Snowy snow snow is snowing down!
They clambered onto Peter’s bed, patting his sleeping shape through the comforter, kissing his warm cheeks, and pushing back the curtains to fill the room with snowy light.
Peter rolled onto his back and squinted up at them. His hair stuck up. The bee embroidered on his pajamas hid its eyes under the covers.
He stretched his arms up beside his ears, tightening his fists.
Snowing. Sledding. It’s officially winter.
He tipped his head to look out the window. He raised his eyebrows and opened his eyes wide. Then blinked. The snow moved by. He leaned up on an elbow and watched the snow catch against the grass between their house and the neighbor’s. The neighbors’ curtains were open, the same light filling their rooms.
Do you remember snow from last year? Lorne asked him.
He smiled but kept watching the snow.
He fell back to his pillow and nodded in the tentative way that seemed to mean he didn’t remember, but wanted to.
You like the snow? he said.
I like the snow, Snow! Aila said. Do you like the snow, Lorne?
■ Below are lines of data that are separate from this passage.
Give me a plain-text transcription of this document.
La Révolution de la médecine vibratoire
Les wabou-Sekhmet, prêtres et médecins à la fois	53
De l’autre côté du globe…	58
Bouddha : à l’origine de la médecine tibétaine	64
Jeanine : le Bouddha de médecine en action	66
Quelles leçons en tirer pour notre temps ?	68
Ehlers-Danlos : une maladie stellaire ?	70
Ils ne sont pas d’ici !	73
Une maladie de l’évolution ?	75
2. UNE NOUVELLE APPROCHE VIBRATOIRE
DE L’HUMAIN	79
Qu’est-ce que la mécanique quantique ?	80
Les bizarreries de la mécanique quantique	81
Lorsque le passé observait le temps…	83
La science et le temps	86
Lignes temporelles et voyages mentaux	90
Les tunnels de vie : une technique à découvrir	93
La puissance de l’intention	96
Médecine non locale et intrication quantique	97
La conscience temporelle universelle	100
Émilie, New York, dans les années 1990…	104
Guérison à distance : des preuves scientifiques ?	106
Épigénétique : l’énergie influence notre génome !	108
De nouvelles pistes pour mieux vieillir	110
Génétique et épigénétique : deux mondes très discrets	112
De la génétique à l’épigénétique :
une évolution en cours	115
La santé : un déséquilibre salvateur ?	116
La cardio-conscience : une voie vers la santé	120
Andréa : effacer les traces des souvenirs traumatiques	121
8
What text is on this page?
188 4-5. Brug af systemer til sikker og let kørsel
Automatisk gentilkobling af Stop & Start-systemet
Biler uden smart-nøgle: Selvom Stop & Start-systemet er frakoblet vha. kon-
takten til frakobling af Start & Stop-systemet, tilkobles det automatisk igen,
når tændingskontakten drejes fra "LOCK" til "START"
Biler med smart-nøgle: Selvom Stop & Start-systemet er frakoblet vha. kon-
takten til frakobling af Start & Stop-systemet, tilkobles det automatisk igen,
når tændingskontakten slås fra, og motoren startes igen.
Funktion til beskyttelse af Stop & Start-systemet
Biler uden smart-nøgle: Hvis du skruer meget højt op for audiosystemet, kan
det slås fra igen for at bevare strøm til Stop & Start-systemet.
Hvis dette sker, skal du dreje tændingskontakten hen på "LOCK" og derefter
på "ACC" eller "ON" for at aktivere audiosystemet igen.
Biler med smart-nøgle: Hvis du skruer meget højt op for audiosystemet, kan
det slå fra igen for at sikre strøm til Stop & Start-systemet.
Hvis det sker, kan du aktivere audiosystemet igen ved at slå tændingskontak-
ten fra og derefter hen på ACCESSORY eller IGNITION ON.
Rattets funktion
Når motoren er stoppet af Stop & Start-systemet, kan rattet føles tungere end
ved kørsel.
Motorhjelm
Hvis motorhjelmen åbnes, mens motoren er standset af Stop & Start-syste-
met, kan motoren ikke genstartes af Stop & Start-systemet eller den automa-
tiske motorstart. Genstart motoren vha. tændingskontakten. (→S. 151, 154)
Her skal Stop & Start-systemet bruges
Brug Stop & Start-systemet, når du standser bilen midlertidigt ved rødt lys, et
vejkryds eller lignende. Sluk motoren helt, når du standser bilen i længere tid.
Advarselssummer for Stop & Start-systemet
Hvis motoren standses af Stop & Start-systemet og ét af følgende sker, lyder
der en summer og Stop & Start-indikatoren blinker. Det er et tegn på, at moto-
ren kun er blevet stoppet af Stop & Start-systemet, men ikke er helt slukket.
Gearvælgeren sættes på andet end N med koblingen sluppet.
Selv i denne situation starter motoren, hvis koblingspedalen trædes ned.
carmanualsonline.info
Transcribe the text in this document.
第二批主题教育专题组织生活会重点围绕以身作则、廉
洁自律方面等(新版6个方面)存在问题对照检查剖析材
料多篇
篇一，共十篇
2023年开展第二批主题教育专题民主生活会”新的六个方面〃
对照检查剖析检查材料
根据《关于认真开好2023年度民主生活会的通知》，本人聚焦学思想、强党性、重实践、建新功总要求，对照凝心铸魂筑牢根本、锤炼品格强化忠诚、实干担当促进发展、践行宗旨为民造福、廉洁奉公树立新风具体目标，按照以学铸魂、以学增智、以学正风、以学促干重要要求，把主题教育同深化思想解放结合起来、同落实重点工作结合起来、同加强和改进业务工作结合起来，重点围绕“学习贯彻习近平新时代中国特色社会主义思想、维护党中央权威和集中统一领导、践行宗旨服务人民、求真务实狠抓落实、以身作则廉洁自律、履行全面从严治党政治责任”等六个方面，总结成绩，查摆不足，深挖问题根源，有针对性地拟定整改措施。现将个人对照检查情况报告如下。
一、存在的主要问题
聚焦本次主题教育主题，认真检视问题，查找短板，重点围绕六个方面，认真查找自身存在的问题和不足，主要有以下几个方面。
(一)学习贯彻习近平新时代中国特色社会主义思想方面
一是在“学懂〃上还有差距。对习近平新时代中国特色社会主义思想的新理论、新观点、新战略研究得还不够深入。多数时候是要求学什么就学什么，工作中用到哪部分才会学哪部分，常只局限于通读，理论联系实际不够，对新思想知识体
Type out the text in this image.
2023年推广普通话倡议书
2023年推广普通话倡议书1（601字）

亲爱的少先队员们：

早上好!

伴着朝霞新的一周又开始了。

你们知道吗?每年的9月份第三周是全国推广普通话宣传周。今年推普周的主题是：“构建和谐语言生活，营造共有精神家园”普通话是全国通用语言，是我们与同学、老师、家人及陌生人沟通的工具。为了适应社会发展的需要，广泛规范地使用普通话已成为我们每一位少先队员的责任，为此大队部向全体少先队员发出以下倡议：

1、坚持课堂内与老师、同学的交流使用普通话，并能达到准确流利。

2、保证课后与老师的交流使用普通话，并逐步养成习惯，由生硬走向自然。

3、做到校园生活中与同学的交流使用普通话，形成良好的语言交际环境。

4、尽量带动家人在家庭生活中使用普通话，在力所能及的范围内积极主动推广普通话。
I like the snow, Lorne said. Do you like the snow, Peter?
Yes! he yelled, and threw back his comforter and rolled off the bed, his feet carrying the sound of him into the kitchen. When they got there, he was on tiptoe, turning the kitchen doorknob and pushing open the door.
He bent forward. He clasped his hands. He giggled. He looked up at them. They nodded. He started to step outside, raising his bare foot into the cold air.
Then the day moved quickly, as it does when dark falls early, and so ended before she could take him sledding.
That’s okay, Aila thinks. The weatherman expects more snow tomorrow, and temperatures to drop through the week, into single digits as soon as next weekend. Once winter starts, it really does. And it’s beautiful, isn’t it? Bare trees stretching into the dark. Snow covering all the gray left at the end of autumn.